In the new draft, the CBN changed the requirements for Unit MFB. It divided it into two tiers that had strict location limitations and carefully worded-descriptions.
Tier 1 Unit MFBs “shall operate in the banked and high-density [urban] areas”, the CBN wrote. It can only operate a maximum of five offices within six local governments. The Tier 1 Unit MFB has a ₦200 million ($542,910) capital requirement.
The Tier 2 Unit MFB is on the low-end. It carries a ₦50 million ($135,727) capital requirement. “[it] shall operate only in the rural, unbanked or underbanked areas”. Holders can only operate a maximum of two offices which must be in the same local government.
Once the new guidelines kick in by April, startups operating under the Unit MFB will have to tweak their operations.
Importantly, the new regulation puts significant funding constraint on startups. While fintechs have received the largest share of funding to Nigeria, not many of them have enough to cover capital requirements beyond ₦200 million ($542,910).
In September 2019, Kuda Bank raised $1.6 million (₦586.4 million). PiggyTech’s last fundraise was $1.1 million (₦403.2 million) in 2018. These are not “large fundraises”. The operational cost of running a startup is already high, increased regulatory funding requirements will put a strain on their finances.
Startups could also use a loan, rather than capital, to meet the revised regulatory measures. But they can’t borrow from a Nigerian lender. “Where the source of funding the equity contribution is a loan,” the CBN wrote in the exposure draft, “such shall be a long-term facility of at least 7-year tenor and shall not be taken from the Nigerian banking system.”

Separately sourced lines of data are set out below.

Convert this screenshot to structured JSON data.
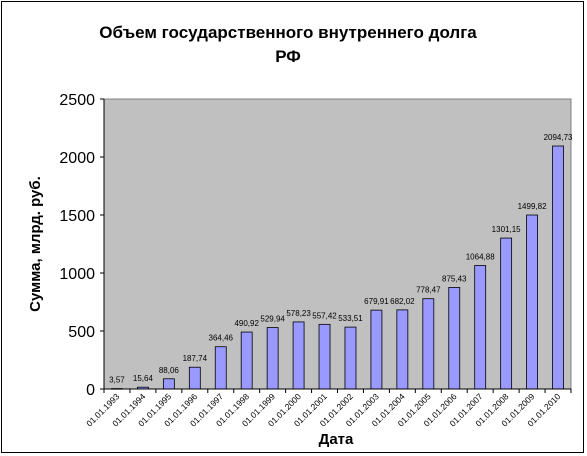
{
  "chart_data": {
    "type": "bar",
    "title_line1": "Объем государственного внутреннего долга",
    "title_line2": "РФ",
    "xlabel": "Дата",
    "ylabel": "Сумма, млрд. руб.",
    "ylim": [
      0,
      2500
    ],
    "yticks": [
      0,
      500,
      1000,
      1500,
      2000,
      2500
    ],
    "grid": false,
    "legend": "none",
    "categories": [
      "01.01.1993",
      "01.01.1994",
      "01.01.1995",
      "01.01.1996",
      "01.01.1997",
      "01.01.1998",
      "01.01.1999",
      "01.01.2000",
      "01.01.2001",
      "01.01.2002",
      "01.01.2003",
      "01.01.2004",
      "01.01.2005",
      "01.01.2006",
      "01.01.2007",
      "01.01.2008",
      "01.01.2009",
      "01.01.2010"
    ],
    "values": [
      3.57,
      15.64,
      88.06,
      187.74,
      364.46,
      490.92,
      529.94,
      578.23,
      557.42,
      533.51,
      679.91,
      682.02,
      778.47,
      875.43,
      1064.88,
      1301.15,
      1499.82,
      2094.73
    ],
    "value_labels": [
      "3,57",
      "15,64",
      "88,06",
      "187,74",
      "364,46",
      "490,92",
      "529,94",
      "578,23",
      "557,42",
      "533,51",
      "679,91",
      "682,02",
      "778,47",
      "875,43",
      "1064,88",
      "1301,15",
      "1499,82",
      "2094,73"
    ],
    "colors": {
      "plot_bg": "#c0c0c0",
      "bar_fill": "#9999ff",
      "bar_stroke": "#000000"
    }
  }
}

Will the revised requirements force fintechs to consider mergers to stay competitive? We’ll see.
The regulator is giving companies 12 months to reach the new capital thresholds once the guideline becomes active. Tier 2 holders need to raise their minimums to ₦35 million ($95,009) by April 2020, and ₦50 million ($135,727) by 2021. While Tier 1 holders must raise theirs to ₦100 million ($271,455) by April 2020 and ₦200 million ($542,910) by 2021.
The “rural” location requirement of the Tier 1 licence is unclear. Many fintechs operate in Lagos from locations like Yaba, Ikeja, Lagos Island and Ikoyi. These are not “rural” areas. To remain compliant, these fintechs may either have to secure the Tier 1 Unit licence or relocate their offices to get the less costly Tier 2 licence.

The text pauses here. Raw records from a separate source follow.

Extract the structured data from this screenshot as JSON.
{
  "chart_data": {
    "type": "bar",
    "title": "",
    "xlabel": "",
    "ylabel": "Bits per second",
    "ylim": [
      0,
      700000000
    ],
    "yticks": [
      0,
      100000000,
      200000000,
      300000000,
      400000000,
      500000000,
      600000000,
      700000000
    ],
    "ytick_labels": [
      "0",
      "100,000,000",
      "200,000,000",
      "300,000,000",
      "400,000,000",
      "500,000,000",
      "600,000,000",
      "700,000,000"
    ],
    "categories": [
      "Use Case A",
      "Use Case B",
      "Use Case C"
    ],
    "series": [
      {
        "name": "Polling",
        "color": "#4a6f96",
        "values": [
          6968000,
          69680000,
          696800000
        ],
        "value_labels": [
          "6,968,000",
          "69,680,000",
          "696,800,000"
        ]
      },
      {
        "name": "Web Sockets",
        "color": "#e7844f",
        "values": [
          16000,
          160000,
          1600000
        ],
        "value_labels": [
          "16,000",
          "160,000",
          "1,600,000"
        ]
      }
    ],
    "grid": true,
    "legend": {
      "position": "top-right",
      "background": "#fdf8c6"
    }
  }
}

There is no indication, however, that the revised MFB guidelines would tackle MFB holders that are exploiting the grey area caused by tech-adoption.
We requested for comments from PiggyVest, Kuda, VFD and Rubies about the new policy but as at press time they are yet to respond.

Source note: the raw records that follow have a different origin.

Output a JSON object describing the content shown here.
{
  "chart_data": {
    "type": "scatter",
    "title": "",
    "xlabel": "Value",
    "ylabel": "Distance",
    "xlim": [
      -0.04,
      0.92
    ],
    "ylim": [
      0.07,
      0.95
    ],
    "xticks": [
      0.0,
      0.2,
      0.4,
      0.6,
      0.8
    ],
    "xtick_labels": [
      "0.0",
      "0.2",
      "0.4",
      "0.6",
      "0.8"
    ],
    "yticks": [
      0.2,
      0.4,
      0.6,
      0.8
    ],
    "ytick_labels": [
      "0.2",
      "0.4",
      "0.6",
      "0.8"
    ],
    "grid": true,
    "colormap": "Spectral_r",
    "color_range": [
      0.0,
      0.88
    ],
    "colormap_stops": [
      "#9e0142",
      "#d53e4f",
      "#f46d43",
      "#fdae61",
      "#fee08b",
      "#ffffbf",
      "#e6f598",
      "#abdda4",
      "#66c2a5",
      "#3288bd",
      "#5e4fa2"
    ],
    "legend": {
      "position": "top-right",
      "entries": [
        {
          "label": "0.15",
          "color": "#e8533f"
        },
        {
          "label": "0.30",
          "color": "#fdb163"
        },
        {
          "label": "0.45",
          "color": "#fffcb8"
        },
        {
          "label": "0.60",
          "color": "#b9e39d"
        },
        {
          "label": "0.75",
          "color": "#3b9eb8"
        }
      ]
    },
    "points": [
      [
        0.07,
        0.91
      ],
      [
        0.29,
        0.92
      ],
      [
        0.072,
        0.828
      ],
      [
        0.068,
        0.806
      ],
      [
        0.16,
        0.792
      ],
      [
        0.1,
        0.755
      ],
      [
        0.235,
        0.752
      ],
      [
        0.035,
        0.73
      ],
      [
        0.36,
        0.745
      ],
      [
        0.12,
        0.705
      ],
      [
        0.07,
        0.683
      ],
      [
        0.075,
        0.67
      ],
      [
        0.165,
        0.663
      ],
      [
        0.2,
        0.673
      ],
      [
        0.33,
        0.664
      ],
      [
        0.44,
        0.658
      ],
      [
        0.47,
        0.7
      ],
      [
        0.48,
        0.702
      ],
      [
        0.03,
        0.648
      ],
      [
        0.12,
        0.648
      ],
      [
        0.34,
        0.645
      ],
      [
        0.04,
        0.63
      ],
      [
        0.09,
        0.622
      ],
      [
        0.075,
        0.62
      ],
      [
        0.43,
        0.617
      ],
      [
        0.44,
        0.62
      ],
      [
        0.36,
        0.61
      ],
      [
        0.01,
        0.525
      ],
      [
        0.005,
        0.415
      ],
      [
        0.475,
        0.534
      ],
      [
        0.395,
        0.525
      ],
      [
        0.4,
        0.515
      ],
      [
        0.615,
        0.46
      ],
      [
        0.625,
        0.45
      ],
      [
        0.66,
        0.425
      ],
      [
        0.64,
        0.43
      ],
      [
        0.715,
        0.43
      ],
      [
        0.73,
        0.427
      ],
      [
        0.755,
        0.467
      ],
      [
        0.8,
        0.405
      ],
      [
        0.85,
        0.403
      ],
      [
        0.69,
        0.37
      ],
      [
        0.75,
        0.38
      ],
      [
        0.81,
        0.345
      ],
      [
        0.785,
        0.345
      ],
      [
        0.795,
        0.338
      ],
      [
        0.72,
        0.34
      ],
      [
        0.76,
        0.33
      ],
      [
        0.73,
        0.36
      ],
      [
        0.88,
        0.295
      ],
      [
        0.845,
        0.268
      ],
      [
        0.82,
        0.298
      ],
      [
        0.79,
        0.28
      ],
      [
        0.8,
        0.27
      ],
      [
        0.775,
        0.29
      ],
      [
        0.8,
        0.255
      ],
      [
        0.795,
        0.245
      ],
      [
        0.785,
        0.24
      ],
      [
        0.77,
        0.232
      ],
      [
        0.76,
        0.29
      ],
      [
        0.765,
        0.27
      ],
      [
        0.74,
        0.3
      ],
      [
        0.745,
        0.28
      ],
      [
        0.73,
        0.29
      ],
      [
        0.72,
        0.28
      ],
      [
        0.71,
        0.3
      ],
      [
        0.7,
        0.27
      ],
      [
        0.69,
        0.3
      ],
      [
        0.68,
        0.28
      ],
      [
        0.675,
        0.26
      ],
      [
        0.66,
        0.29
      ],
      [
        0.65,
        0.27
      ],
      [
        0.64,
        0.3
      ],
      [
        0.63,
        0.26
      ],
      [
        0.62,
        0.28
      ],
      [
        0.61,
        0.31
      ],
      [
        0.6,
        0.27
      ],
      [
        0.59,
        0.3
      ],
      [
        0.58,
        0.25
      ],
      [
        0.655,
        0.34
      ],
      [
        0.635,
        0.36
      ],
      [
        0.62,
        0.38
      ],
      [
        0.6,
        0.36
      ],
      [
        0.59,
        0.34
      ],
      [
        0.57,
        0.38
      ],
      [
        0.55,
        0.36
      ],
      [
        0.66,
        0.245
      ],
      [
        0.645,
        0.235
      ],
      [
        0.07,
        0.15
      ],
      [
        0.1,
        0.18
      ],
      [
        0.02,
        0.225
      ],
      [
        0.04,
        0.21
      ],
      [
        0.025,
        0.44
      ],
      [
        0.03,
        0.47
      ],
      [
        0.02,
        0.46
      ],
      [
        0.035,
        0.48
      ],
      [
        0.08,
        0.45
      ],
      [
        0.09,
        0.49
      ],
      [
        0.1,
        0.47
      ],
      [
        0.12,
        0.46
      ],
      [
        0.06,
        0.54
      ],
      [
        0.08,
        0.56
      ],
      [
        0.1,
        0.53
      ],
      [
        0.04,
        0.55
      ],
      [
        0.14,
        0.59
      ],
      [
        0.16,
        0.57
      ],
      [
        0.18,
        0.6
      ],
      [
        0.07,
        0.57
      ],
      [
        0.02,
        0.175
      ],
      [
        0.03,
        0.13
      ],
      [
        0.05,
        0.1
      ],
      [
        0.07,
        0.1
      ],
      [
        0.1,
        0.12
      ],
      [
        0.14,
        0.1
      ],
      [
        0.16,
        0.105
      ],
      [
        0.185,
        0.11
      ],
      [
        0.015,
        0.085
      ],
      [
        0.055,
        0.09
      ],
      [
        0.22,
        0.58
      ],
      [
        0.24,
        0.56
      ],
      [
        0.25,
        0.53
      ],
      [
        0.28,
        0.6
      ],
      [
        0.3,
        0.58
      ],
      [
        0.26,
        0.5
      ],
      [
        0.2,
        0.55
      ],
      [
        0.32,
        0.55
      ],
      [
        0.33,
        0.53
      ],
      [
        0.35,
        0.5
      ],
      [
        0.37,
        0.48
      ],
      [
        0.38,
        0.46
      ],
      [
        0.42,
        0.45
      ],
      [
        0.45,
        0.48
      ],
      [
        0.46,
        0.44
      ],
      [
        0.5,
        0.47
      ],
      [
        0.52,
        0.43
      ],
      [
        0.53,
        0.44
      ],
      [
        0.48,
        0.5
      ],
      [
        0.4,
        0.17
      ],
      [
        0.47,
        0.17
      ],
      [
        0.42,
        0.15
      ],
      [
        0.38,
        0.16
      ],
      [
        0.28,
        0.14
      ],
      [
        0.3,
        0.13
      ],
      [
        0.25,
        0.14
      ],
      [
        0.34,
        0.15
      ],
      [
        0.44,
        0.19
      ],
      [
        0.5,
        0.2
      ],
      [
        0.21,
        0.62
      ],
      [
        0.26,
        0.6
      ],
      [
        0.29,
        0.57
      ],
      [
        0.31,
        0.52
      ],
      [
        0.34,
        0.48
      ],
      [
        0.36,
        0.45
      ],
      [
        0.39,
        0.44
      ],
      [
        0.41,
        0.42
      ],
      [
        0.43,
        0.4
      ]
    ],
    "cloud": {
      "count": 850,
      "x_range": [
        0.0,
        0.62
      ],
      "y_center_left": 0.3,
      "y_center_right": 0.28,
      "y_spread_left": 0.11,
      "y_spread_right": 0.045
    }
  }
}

One bank, however, VFD Microfinance Bank called it a “good move.”
“If you want to do this business, if you want to hold peoples’ deposit, you must have the capacity,” Azubike Emodi, Managing Director at VFD was quoted saying. “I can’t take people’s deposits perhaps ₦500 million, ₦1 billion and ₦2 billion in deposit with a recapitalisation of N20million; it doesn’t augur well,” he added.
But VFD is based in Lagos Island, a relatively urban area and operates with a Unit licence. Talking tough, Emodi told Guardian Newspapers his bank has already recapitalised without saying what tier it secured.
Regardless, its digital bank, V Bank, technically shouldn’t operate nationally under the Unit licence. That is a grey area, but Emodi said nothing about it.
This regulatory hole and capital requirements are issues fintechs and their investors would like to see fixed.